É importante não só manter a ‘atenção’ constante com também a velocidade. Acredito que nenhum dos motoristas do teste estava falando ao celular e mesmo assim o engarrafamento acontece.
No Rio, já vi muitos carros andando na pista esquerda bem abaixo da velocidade média. Se você está a fim olhar a paisagem, vá para a pista da direita e deixe os outros passarem.
Comentário por admin
Lia Caldas,
concordamos com você Lia. Além de manter a atenção no trânsito, precisamos respeitar todas as leis para que possamos ser respeitados também. A velocidade média não esta lá a toa, ela existe pelo simples motivo de deixar o trânsito fluindo melhor.
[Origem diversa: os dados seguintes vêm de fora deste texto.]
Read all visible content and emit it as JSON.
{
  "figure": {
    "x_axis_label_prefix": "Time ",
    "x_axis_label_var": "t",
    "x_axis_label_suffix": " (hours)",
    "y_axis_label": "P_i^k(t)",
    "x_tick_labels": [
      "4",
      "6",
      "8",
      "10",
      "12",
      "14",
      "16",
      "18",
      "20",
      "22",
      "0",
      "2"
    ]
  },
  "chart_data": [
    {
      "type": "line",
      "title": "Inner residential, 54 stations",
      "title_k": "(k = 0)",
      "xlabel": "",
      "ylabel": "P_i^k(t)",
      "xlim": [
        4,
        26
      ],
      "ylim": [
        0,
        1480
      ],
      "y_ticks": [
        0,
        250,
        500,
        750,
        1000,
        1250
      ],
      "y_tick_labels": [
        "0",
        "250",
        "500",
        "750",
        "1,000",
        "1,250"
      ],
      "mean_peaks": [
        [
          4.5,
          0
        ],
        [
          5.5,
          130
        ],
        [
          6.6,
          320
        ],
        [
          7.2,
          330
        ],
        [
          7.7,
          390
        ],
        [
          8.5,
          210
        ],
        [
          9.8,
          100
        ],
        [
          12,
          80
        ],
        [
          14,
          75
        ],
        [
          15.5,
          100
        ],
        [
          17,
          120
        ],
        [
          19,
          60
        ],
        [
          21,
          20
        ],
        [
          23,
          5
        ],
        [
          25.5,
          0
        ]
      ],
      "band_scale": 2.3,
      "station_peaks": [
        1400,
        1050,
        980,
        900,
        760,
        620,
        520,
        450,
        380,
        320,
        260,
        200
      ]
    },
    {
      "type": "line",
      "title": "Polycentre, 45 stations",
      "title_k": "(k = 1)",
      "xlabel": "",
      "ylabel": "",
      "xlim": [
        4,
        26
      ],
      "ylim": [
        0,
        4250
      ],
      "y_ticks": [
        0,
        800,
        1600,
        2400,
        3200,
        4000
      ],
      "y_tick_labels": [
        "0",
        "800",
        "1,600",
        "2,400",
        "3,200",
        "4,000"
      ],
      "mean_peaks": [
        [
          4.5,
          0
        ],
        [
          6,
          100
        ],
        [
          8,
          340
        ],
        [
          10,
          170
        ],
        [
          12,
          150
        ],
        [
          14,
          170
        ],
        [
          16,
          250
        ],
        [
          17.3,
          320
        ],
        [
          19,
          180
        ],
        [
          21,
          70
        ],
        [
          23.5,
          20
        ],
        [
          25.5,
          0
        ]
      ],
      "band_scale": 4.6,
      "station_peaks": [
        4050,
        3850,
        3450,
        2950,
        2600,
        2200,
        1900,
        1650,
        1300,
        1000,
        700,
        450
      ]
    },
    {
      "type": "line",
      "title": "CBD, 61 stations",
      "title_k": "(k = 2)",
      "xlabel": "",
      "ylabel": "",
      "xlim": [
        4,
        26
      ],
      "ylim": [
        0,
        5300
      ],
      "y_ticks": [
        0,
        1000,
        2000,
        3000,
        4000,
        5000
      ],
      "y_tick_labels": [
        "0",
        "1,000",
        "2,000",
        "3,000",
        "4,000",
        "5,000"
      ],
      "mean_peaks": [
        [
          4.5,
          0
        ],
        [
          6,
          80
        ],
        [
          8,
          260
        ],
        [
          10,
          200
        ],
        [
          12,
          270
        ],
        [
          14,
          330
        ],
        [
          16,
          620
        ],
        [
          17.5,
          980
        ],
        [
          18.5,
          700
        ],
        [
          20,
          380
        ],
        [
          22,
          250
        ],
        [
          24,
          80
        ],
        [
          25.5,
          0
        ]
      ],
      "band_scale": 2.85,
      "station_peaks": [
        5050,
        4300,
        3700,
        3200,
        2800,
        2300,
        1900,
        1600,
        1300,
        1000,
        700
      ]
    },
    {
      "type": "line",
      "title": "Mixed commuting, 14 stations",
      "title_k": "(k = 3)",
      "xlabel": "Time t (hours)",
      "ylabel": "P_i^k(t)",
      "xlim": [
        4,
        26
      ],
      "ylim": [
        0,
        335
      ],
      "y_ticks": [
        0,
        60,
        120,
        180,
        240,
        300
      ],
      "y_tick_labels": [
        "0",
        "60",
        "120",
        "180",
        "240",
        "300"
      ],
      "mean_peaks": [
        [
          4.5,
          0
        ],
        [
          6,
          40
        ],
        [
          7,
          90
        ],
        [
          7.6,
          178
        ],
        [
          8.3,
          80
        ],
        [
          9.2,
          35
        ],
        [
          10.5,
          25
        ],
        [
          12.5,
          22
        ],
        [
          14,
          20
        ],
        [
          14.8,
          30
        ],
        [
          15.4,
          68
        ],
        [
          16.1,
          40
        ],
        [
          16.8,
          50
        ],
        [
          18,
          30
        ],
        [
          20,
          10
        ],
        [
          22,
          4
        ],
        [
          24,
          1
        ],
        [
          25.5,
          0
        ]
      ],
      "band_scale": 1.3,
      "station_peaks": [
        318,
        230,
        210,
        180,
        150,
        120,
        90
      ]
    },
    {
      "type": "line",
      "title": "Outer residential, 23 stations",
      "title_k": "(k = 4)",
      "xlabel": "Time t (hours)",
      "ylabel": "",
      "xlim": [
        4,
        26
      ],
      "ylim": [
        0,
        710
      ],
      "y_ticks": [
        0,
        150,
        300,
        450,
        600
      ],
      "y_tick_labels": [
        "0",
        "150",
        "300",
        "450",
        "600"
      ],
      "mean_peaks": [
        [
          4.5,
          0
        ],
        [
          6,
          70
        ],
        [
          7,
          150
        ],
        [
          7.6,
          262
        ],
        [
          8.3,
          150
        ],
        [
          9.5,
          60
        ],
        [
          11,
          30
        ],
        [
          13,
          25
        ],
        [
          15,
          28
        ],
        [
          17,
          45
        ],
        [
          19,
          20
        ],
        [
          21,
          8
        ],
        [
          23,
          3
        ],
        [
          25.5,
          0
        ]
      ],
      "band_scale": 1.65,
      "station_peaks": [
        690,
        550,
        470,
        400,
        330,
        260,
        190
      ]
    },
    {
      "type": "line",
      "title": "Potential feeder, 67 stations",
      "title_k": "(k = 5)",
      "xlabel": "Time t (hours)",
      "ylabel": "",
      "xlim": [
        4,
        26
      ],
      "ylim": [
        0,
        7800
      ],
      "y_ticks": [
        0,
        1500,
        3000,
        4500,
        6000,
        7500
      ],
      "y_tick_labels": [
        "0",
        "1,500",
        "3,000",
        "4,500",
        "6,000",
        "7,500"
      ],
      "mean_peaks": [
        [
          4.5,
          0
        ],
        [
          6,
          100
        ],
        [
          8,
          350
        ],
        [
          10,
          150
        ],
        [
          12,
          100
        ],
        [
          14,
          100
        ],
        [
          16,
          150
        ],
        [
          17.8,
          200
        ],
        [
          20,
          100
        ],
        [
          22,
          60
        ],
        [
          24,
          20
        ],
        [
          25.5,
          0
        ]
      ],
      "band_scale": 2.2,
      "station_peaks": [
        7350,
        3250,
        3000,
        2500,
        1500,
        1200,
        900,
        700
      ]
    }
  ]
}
Ter atenção e trafegar corretamente caminham juntos, a gentileza no trânsito é um adicional para que tudo fique ainda melhor!
Comentário por Carlos Aranha
O estudo mais genial que já vi a respeito está aqui: http://scienceblogs.com.br/100nexos/2009/07/o_paradoxo_de_braess_e_a_ampli.php#more
Prova matemática e científica de que obras como a ilusória Nova Marginal não só não resolvem… Como até pioram a situação!
Comentário por Rita de Cássia
Apoio a opinião do Erik Rafael que postou em janeiro. Quando identificarmos outros motoristas gentis como nós (com o adesivo), deveriamos dar umas duas buzinadinhas para nos cumprimentarmos. Isso geraria curiosidade. Tudo que é curioso e novo, decola. Já pensaram se decolar a moda de gentileza no trânsito??? Maravilha!
Comentário por Sergio
Acho que todos os anos os motoristas deveriam fazer um curso de reciclagem e deveria ser obrigatório um curso prático de direção defensiva. Também acho que muito dos engarrafamentos são caudados pelos onibus e caminhões, o desreipeito as reghras do transito, os absurdos como excesso de sinais, pistas com o piso esburacados e remendados como colchas de retalho, uma impressionante falta de sinalização (principalmente no RJ) ou uma precariedade dela e, um item fundamental, os responsávis pelo transito e pela manutenção das rodovias deveriam estudar mais, pois nem as curvas das ruas e estradas estão dentro de princípios da física e da engenharia.